His head swam a little as his right ear fluttered into sound. His left stayed stubbornly silent and he realized the battery was dead. It was fine. One was enough. Sitting back, he picked up the phone again and saw the screen had gone black. She’d hung up and sent a text.
Selene: I’m going out with friends for the weekend. I’ll be back Wednesday.
He wondered what life would feel like if his weekends went from Thursday to Wednesday. But that would never be him. He never wanted that to be him. Even if he’d chosen an absurdly rich man to settle down with, he wouldn’t want that life. He would never feel secure or safe if he couldn’t take care of himself. It had been the one thing he promised himself when he left foster care: he would never again have to rely on someone for food or shelter.
And now look at him.
But it was temporary, he told himself. It wasn’t forever. Even if he and Selene lived together for the rest of their lives, he was determined to be able to support himself without her help.

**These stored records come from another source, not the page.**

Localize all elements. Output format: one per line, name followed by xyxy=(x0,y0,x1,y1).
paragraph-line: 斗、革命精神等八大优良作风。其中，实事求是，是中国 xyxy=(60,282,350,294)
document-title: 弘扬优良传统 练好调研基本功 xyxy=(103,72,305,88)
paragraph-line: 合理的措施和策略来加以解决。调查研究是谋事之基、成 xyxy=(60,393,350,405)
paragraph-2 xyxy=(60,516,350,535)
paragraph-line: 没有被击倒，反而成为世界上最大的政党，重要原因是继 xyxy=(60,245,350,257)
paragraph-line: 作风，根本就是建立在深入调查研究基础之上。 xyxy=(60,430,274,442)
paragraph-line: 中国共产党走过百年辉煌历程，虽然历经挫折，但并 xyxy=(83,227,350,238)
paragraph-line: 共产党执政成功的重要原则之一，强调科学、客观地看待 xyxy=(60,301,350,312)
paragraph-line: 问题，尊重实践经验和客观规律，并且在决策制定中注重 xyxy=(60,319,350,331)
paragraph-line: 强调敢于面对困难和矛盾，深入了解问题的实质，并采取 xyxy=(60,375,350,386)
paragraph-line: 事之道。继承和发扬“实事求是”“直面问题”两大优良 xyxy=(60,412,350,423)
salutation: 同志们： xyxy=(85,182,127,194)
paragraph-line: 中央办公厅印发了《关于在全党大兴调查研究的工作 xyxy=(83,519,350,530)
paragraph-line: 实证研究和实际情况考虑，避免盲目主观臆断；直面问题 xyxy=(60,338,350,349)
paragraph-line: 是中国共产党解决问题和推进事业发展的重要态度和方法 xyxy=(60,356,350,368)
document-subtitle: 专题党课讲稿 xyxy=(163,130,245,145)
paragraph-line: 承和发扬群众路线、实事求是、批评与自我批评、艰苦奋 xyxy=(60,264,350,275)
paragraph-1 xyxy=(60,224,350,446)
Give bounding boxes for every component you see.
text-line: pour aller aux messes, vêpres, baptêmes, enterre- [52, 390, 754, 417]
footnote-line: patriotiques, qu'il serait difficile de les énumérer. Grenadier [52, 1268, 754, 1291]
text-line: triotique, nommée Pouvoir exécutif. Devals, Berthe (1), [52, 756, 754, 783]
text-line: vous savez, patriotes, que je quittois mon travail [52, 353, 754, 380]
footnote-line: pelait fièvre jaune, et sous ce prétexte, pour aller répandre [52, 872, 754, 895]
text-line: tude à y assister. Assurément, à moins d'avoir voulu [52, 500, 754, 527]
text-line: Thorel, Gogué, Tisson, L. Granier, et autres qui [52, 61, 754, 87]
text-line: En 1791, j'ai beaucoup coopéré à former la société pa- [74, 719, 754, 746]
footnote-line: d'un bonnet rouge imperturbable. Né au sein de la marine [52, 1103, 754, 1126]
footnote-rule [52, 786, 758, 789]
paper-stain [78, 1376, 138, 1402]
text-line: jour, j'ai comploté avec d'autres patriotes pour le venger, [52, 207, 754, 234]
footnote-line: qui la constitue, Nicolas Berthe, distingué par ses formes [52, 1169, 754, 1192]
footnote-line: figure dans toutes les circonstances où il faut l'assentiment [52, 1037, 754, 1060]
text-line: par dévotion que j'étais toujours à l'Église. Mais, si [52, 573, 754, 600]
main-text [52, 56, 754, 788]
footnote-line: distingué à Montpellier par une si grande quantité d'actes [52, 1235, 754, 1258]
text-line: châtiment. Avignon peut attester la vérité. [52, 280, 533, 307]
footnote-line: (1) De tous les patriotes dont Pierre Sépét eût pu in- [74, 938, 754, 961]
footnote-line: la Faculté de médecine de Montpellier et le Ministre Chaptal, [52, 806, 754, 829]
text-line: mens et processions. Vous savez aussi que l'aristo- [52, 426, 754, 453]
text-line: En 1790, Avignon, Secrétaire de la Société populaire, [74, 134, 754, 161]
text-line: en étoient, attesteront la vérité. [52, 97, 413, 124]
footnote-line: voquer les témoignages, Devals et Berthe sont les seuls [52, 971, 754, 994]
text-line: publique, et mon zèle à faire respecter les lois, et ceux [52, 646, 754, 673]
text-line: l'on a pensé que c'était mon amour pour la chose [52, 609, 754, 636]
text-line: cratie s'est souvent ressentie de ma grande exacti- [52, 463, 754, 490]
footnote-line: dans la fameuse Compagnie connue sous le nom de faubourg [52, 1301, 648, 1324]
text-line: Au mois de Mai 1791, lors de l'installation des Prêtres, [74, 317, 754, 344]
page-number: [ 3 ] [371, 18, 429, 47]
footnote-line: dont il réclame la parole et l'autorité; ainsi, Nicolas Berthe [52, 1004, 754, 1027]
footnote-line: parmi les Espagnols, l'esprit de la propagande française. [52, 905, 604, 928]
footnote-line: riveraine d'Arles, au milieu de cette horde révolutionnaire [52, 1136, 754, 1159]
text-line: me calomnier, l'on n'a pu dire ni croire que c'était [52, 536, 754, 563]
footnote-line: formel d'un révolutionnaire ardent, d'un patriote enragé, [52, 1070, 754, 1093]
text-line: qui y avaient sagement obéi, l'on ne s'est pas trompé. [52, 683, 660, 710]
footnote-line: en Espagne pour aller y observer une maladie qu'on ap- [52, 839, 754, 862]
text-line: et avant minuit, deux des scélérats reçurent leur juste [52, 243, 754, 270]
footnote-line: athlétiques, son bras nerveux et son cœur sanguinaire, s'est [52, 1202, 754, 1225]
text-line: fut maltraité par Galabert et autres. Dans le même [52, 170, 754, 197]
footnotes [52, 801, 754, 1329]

No matter what.
Flopping back to the cushions, he scrolled through his contacts and stared at Oliver’s name. He couldn’t call him, even if he knew for sure Oliver would pick up. His best friend was on his honeymoon, and he would be damned if he interrupted that.
He scrolled back up and settled on Juno’s name. After years of mostly silence, Oliver’s wedding had rekindled the flame that had been their unbreakable friendship. They settled in together like nothing had ever changed—like they’d never been apart.

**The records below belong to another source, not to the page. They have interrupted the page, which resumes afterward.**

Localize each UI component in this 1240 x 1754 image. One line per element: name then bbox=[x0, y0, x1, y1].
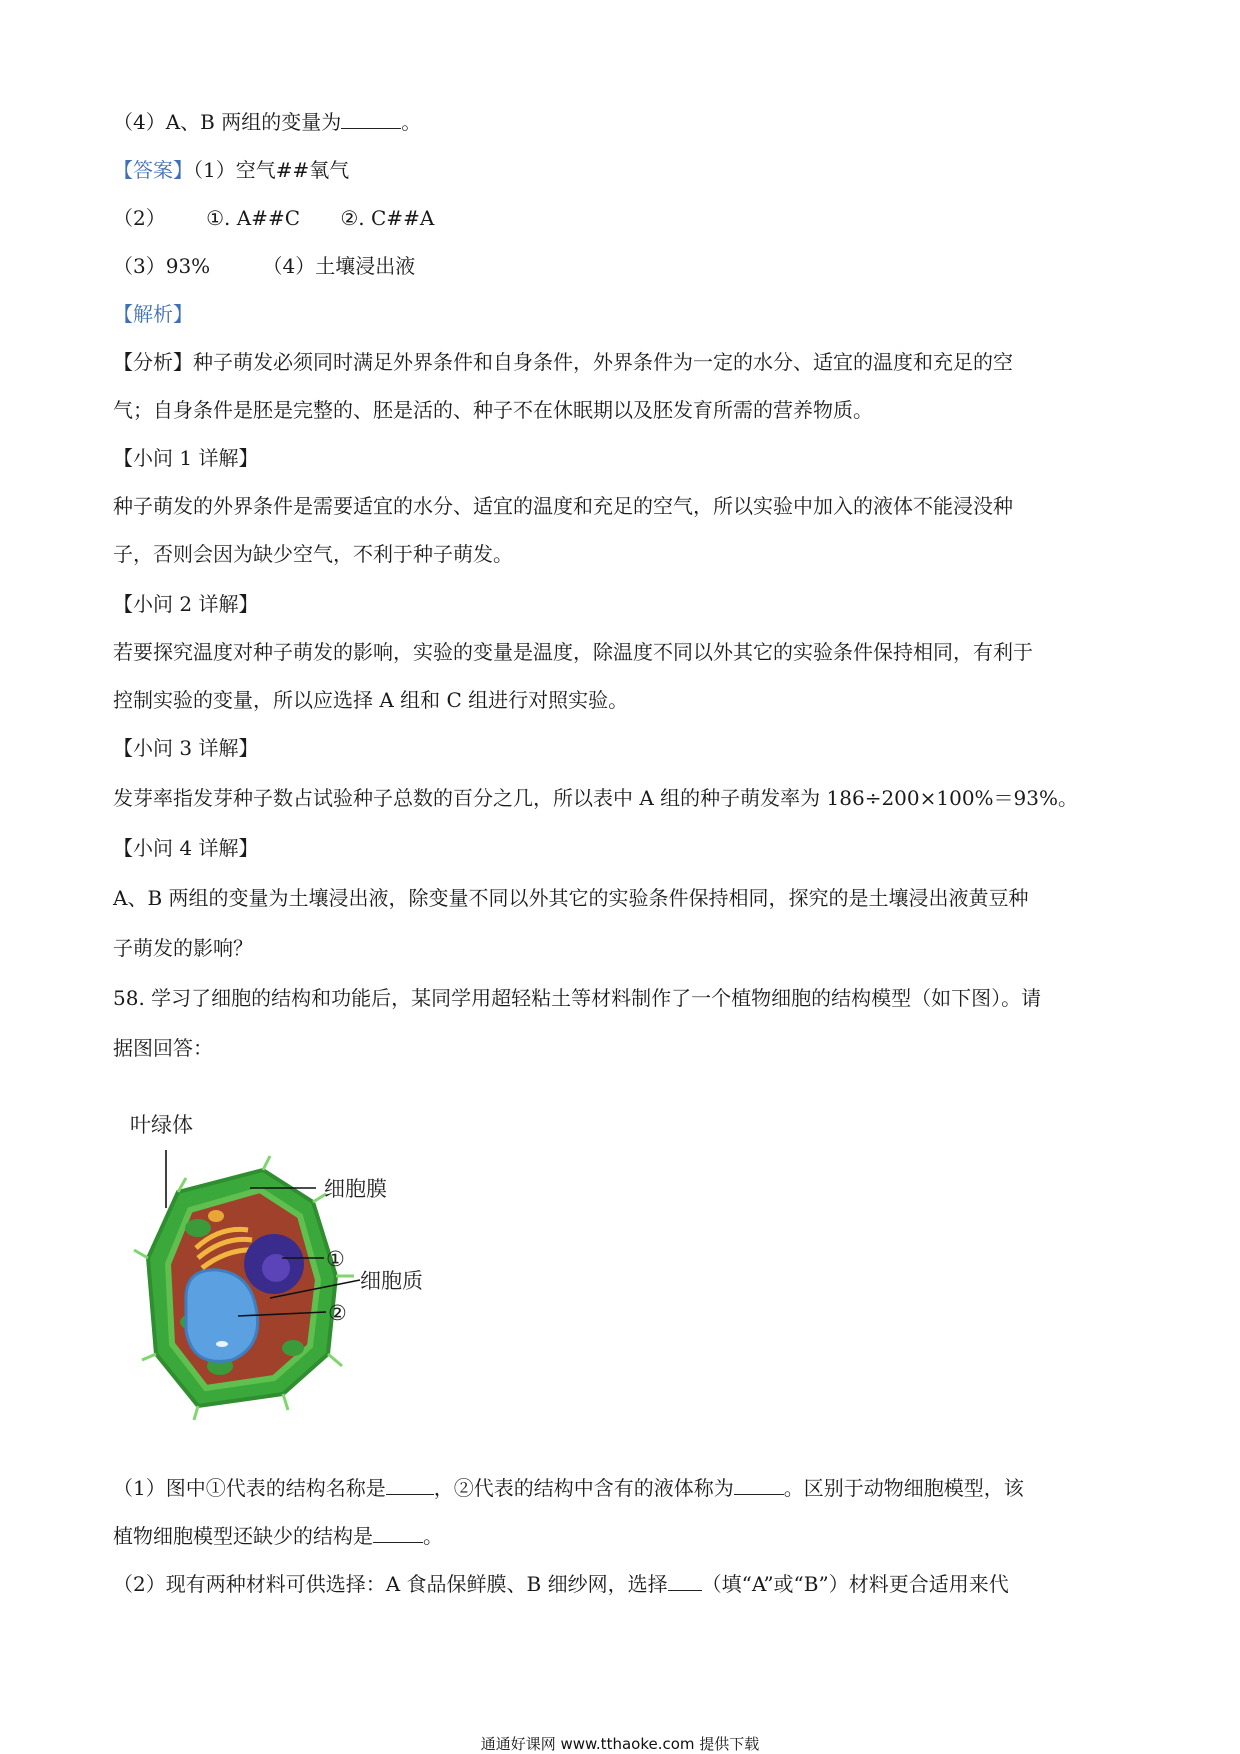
detail-4-paragraph-2: 子萌发的影响？ bbox=[113, 936, 253, 960]
question-58-stem-1: 58. 学习了细胞的结构和功能后，某同学用超轻粘土等材料制作了一个植物细胞的结构模型（如下图）。请 bbox=[113, 986, 1042, 1010]
question-58-part-1-line-2 bbox=[113, 1522, 443, 1550]
answer-blank-3 bbox=[373, 1524, 423, 1543]
detail-2-title: 【小问 2 详解】 bbox=[113, 592, 259, 616]
detail-1-title: 【小问 1 详解】 bbox=[113, 446, 259, 470]
label-cytoplasm: 细胞质 bbox=[360, 1269, 423, 1293]
question-58-stem-2: 据图回答： bbox=[113, 1036, 213, 1060]
answer-tag: 【答案】 bbox=[113, 158, 193, 182]
answer-blank-4 bbox=[668, 1572, 702, 1591]
q58-1-text-a: （1）图中①代表的结构名称是 bbox=[113, 1476, 386, 1500]
detail-3-paragraph-1: 发芽率指发芽种子数占试验种子总数的百分之几，所以表中 A 组的种子萌发率为 186÷200×100%＝93%。 bbox=[113, 786, 1079, 810]
vacuole-highlight bbox=[216, 1341, 228, 1347]
page-footer: 通通好课网 www.tthaoke.com 提供下载 bbox=[480, 1735, 760, 1753]
answer-3: （3）93% bbox=[113, 254, 211, 278]
question-58-part-2-line-1 bbox=[113, 1570, 1009, 1598]
question-58-part-1-line-1 bbox=[113, 1474, 1024, 1502]
label-marker-2: ② bbox=[328, 1301, 347, 1325]
detail-3-title: 【小问 3 详解】 bbox=[113, 736, 259, 760]
answer-blank bbox=[341, 110, 401, 129]
detail-2-paragraph-2: 控制实验的变量，所以应选择 A 组和 C 组进行对照实验。 bbox=[113, 688, 629, 712]
answer-line-2 bbox=[113, 204, 434, 232]
organelle-shape bbox=[208, 1210, 224, 1222]
analysis-paragraph-2: 气；自身条件是胚是完整的、胚是活的、种子不在休眠期以及胚发育所需的营养物质。 bbox=[113, 398, 873, 422]
q58-2-text-a: （2）现有两种材料可供选择：A 食品保鲜膜、B 细纱网，选择 bbox=[113, 1572, 668, 1596]
q57-sub4-end: 。 bbox=[401, 110, 422, 134]
q58-1-text-b: ，②代表的结构中含有的液体称为 bbox=[433, 1476, 734, 1500]
q57-sub4-text: （4）A、B 两组的变量为 bbox=[113, 110, 342, 134]
detail-1-paragraph-1: 种子萌发的外界条件是需要适宜的水分、适宜的温度和充足的空气，所以实验中加入的液体不能浸没种 bbox=[113, 494, 1013, 518]
answer-2-label: （2） bbox=[113, 206, 166, 230]
plant-cell-model-figure bbox=[128, 1098, 488, 1428]
label-chloroplast: 叶绿体 bbox=[130, 1113, 193, 1137]
label-cell-membrane: 细胞膜 bbox=[324, 1177, 387, 1201]
chloroplast-shape-1 bbox=[185, 1219, 211, 1237]
detail-2-paragraph-1: 若要探究温度对种子萌发的影响，实验的变量是温度，除温度不同以外其它的实验条件保持相同，有利于 bbox=[113, 640, 1033, 664]
answer-blank-2 bbox=[734, 1476, 784, 1495]
q58-1-text-e: 。 bbox=[423, 1524, 443, 1548]
answer-blank-1 bbox=[386, 1476, 434, 1495]
analysis-tag: 【解析】 bbox=[113, 302, 193, 326]
detail-4-title: 【小问 4 详解】 bbox=[113, 836, 259, 860]
q58-1-text-d: 植物细胞模型还缺少的结构是 bbox=[113, 1524, 373, 1548]
answer-2-option-2: ②. C##A bbox=[340, 206, 435, 230]
answer-4: （4）土壤浸出液 bbox=[262, 254, 416, 278]
answer-2-option-1: ①. A##C bbox=[206, 206, 300, 230]
detail-4-paragraph-1: A、B 两组的变量为土壤浸出液，除变量不同以外其它的实验条件保持相同，探究的是土壤浸出液黄豆种 bbox=[113, 886, 1029, 910]
analysis-paragraph-1: 【分析】种子萌发必须同时满足外界条件和自身条件，外界条件为一定的水分、适宜的温度和充足的空 bbox=[113, 350, 1013, 374]
q57-sub4 bbox=[113, 108, 421, 136]
detail-1-paragraph-2: 子，否则会因为缺少空气，不利于种子萌发。 bbox=[113, 542, 513, 566]
answer-line-1 bbox=[113, 156, 349, 184]
answer-line-3 bbox=[113, 252, 415, 280]
q58-1-text-c: 。区别于动物细胞模型，该 bbox=[783, 1476, 1024, 1500]
label-marker-1: ① bbox=[326, 1247, 345, 1271]
q58-2-text-b: （填“A”或“B”）材料更合适用来代 bbox=[701, 1572, 1009, 1596]
answer-1: （1）空气##氧气 bbox=[193, 158, 350, 182]
chloroplast-shape-4 bbox=[282, 1340, 304, 1356]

They hadn’t talked much since Miles had made his great escape thanks to Selene, but there had been texts, and memes, and Instagram reels that allowed Miles to feel connected to the people Juno and Oliver had become.
He missed them. He’d always missed them, of course, but now he felt it like a sort of burning in his chest. Without really thinking, he hit Juno’s contact, and then the little camera.
The FaceTime music pinged, and just when he thought the call was going to end, his friend’s face appeared in the screen.